The collective bargaining agreement, a copy of which is attached as Exhibit A to the defendant's motion, is referred to as "CBA."
The LMRA grants federal jurisdiction over "suits for violation of contracts between an employer and a labor organization representing employees in an industry affecting commerce. . . ." 30 U.S.C. § 185(a). Congress vested exclusive jurisdiction of the resolution of disputes under a collective bargaining agreement in the federal courts. Beidleman v. Stroh Brewery Co., 182 F.3d 225, 231-32 (3d Cir. 1999); see also, Allis-Chalmers Corp. v. Lueck, 471 U.S. 202, 208 (1985); Teamsters v. Lucas Flour Co., 369 U.S. 95, 104 (1962).
Accordingly, where the resolution of a state law claim depends on the interpretation of a collective bargaining agreement, the state law claim is preempted by federal labor law. Lingle v. Norge Div. of Magic Chef, Inc., 486 U.S. 399, 405-06 (1988). The gravamen of the plaintiff's claim is that the defendant breached its employment contract with the plaintiff by failing to pay him for unused vacation time. In its motion to dismiss, the defendant attached a copy of the collective bargaining agreement between the plaintiff's union and the defendant. Because a court can consider the agreement as an official document, Pension Benefit Guaranty Corp. v. White Consolidated Industries, Inc., 998 F.2d 1192, 1196 (3d Cir. 1993), we shall examine the labor contract as it applies to this case.
Article XII of the collective bargaining agreement contains an exclusive grievance process for the resolution of disputes. The parties are required to submit their disputes to the process "within thirty days from the date of occurrence," or the grievance "will not be recognized." CBA, Art. XII, ¶ 1. A grievance may be raised by the union steward with the employer's representative in an attempt to reach a resolution. Id., ¶ 2. If a resolution cannot be reached, the steward may refer the matter to the business agent, who may then take the matter up with the employer. Id. If an agreement cannot be reached, the Union, in its discretion, may submit the matter to arbitration. Id., ¶ 3. The arbitrator's decision is final and binding upon the parties. Id., ¶ 6. Vacation entitlement is covered in Article XVII of the collective bargaining agreement. Consequently, the plaintiff's dispute over vacation pay is subject to the grievance process.
The plaintiff did not pursue his claim through the grievance process as required by the labor contract. Even if he had, the decision of the arbitrator would have been final and binding.

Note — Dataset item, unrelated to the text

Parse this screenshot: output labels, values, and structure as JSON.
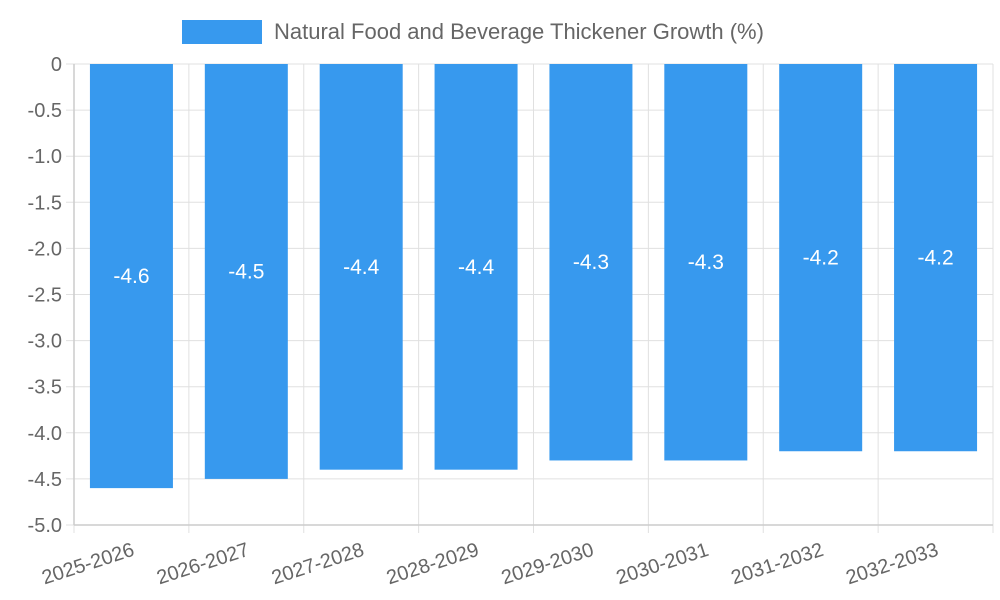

Therefore, because the plaintiff's present claim is barred by the express terms of the agreement, this Court is without authority to ignore the agreement and to consider the plaintiff's claim which is covered by it.
An appropriate Order follows.
ORDER
AND NOW, this 17th day of April, 2003, upon consideration of the Motion of Defendant The Trustees of the University of Pennsylvania to Dismiss the Complaint Pursuant to Rule 12(b)(6), or in the Alternative, for Summary Judgment Pursuant to Rule 56 (Document No. 3), and plaintiff's response, it is ORDERED that the Motion is GRANTED and the Complaint is DISMISSED.